Looking back at drafts with the benefit of hindsight is an annual April game that’s equally entertaining and addicting. Example: Jake Long is an elite offensive tackle, and has been selected for a trip to Hawaii after each of his four years as a pro. But the Dolphins wouldn’t be forced to consider a possible reach for Ryan Tannehill Thursday night had they taken Matt Ryan in 2008 with their first overall pick instead of Long. So what’s more important, a guy to protect the guy throwing the ball, or having a quarterback who’s worth protecting?

That’s one of the most debated recent examples of draft hindsight. Finding a definitive answer for the meaning of love would probably be much easier. The act of scrolling through drafts is what produces those countless hours of debate each spring, but we’re rarely given a look inside draft war rooms for the true tales of trades lost amid the chaos.

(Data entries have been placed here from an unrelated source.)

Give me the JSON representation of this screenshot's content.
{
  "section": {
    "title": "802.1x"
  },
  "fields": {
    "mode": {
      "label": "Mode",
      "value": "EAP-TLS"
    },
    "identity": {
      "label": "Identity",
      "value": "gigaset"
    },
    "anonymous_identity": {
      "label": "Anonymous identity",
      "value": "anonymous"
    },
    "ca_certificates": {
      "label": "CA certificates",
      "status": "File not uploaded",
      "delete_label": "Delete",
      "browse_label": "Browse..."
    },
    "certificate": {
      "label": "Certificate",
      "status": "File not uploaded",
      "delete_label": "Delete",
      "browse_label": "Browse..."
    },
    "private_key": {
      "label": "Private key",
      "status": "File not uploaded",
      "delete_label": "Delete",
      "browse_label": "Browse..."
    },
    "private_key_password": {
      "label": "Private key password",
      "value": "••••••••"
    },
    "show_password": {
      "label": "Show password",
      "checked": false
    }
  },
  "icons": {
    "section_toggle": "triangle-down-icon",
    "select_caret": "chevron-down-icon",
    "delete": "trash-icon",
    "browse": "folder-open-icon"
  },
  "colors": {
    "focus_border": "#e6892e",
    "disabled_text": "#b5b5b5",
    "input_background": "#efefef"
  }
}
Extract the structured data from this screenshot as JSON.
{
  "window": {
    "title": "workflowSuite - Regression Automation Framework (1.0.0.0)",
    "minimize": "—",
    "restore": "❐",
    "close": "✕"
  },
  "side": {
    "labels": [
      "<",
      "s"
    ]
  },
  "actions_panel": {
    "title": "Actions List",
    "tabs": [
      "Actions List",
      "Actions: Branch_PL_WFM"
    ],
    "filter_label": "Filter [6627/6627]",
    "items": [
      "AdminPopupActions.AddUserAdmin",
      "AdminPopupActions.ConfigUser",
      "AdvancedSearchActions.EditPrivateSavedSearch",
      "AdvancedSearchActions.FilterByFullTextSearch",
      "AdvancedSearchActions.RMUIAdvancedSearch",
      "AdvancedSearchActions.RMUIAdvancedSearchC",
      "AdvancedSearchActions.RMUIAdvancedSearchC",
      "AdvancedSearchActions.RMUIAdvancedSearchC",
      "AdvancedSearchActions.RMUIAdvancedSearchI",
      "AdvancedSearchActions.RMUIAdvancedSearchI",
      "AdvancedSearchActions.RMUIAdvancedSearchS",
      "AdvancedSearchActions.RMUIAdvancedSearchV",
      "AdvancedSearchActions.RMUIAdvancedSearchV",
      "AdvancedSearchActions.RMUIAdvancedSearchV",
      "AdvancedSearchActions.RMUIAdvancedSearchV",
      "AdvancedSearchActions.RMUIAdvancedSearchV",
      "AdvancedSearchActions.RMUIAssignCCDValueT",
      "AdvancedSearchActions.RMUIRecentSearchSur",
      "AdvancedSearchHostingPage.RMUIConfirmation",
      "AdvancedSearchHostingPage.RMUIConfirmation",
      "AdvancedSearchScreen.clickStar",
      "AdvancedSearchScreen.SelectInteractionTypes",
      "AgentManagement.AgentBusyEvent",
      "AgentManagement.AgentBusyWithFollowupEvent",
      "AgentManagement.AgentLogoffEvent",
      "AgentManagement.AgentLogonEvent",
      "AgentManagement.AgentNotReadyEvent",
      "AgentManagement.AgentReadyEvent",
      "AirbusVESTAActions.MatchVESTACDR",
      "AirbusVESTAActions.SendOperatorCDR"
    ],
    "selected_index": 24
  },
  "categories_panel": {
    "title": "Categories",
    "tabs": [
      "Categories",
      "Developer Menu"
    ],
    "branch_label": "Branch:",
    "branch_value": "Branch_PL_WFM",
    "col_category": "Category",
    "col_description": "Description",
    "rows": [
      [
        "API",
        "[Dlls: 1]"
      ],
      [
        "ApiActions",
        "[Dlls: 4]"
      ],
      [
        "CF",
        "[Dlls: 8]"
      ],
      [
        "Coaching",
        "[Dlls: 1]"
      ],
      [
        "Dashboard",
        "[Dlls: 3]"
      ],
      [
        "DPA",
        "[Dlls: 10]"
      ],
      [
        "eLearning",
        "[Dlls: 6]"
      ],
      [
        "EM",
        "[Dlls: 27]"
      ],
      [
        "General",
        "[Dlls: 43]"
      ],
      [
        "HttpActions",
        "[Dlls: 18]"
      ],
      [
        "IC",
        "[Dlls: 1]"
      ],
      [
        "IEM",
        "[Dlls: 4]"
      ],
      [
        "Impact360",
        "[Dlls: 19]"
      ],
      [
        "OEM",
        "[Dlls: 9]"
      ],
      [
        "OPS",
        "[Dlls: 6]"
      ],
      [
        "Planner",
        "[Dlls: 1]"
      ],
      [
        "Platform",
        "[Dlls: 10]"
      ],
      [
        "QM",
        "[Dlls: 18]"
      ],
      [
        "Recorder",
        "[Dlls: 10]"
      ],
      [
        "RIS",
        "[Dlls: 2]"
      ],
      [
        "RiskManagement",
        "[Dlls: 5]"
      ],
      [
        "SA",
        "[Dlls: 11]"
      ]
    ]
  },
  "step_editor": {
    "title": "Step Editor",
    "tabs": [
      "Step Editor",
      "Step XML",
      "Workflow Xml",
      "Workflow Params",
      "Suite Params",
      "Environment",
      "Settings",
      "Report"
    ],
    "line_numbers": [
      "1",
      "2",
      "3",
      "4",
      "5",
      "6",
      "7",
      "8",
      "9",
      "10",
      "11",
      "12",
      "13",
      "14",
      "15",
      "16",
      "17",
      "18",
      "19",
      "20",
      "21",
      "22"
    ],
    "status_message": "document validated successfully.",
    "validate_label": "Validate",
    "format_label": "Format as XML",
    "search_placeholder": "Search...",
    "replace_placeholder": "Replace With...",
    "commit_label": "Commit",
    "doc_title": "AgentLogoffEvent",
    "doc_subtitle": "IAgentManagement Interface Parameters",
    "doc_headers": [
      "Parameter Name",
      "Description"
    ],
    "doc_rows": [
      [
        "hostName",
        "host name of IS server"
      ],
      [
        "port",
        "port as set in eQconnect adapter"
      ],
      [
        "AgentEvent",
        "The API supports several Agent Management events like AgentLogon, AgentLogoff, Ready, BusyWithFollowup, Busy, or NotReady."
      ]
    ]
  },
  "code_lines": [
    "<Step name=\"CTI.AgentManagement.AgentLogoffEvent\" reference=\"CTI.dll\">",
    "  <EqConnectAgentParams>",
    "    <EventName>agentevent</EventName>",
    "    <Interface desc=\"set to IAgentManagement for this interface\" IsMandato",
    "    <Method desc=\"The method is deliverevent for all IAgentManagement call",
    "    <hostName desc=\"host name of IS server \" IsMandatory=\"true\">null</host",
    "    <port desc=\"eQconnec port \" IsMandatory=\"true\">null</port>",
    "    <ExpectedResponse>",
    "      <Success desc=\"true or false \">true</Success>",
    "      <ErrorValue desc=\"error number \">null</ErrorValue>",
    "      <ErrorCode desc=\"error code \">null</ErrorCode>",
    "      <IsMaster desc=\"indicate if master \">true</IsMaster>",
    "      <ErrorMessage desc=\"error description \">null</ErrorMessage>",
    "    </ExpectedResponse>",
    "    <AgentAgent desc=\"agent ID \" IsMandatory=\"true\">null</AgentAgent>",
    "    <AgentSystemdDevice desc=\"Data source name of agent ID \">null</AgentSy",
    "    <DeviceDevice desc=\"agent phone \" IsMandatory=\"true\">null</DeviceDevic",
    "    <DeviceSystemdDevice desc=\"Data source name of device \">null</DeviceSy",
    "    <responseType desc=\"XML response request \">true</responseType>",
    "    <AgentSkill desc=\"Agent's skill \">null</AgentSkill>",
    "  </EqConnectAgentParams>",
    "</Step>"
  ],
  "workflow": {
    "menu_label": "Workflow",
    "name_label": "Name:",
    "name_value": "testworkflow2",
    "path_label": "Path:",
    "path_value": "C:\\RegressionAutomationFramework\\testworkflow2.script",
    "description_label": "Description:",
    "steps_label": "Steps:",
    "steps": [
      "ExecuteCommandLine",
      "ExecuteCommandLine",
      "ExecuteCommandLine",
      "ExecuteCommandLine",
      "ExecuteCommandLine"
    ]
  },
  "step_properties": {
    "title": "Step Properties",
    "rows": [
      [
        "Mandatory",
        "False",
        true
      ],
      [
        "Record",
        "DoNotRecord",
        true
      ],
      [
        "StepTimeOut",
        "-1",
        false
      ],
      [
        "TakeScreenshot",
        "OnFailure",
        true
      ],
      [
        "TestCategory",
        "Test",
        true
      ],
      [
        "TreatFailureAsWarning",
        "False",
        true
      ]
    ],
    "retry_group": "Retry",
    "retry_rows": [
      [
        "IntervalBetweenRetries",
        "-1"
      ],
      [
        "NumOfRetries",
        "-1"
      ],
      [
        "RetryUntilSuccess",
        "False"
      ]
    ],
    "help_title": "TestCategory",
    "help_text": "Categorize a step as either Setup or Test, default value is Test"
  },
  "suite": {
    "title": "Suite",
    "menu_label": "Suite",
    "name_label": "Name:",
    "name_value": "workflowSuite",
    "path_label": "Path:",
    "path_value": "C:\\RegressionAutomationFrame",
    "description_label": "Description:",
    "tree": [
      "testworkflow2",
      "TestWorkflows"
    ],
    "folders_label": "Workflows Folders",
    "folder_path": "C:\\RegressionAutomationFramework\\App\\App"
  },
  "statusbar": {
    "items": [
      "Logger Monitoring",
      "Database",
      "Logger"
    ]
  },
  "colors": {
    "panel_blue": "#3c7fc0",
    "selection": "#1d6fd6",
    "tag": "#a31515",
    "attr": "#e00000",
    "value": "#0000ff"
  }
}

Vinny Cerrato, the former Redskins general manager and silverscreen superstar in the box office hit Kindergarten Ninja, was quite candid during a recent radio interview when he talked about a trade whiff under his watch in Washington. Quick, grab a wooden spoon to bite on before you read what’s below, ‘Skins fans.

From the D.C. Sports Bog:

“I remember one time we had a trade, we were in the second round and had a trade done. I called Stump Mitchell the running back coach, I said ‘Stump, I can trade right now, I can get the second-round pick. We can take Shady McCoy. Do you want him? I can get it done. We’re on the clock. I’m on the phone.’ He said, ‘No, I don’t want him.’ I said okay. I said I’m not trading for a guy if my position coach does not want the guy.”

That was during a far away time in 2009, when the Redskins had already traded their own second-round pick for Jason Taylor. And as he tells it, Cerrato had a prime opportunity to move back into the second round to take McCoy, and he made his decision to pass almost solely based on the direction of his position coach.

Perhaps–and I’m going out on a limb here–there should have been a more even balance between the thoughts of the position coach, and Cerrato’s own instincts on the player developed through draft research, instincts that may or may not have existed.

Since then the Redskins have had to trust Mike Shanahan’s ability to turn a beer vendor into an All Pro running back, and due to injuries, performance, and age they’ve been forced to endure a carousel of Ryan Torain, Clinton Portis, Roy Helu, and Tim Hightower. Meanwhile, McCoy has rushed for 3,026 yards over three years for a division rival, including 1,309 in 2011 to go along with 315 receiving yards and 20 total touchdowns.

Hindsight can provide more than just clarity in late April, and it can instead lead to bitter depression. Don’t worry, Washington, RG3 will be there soon.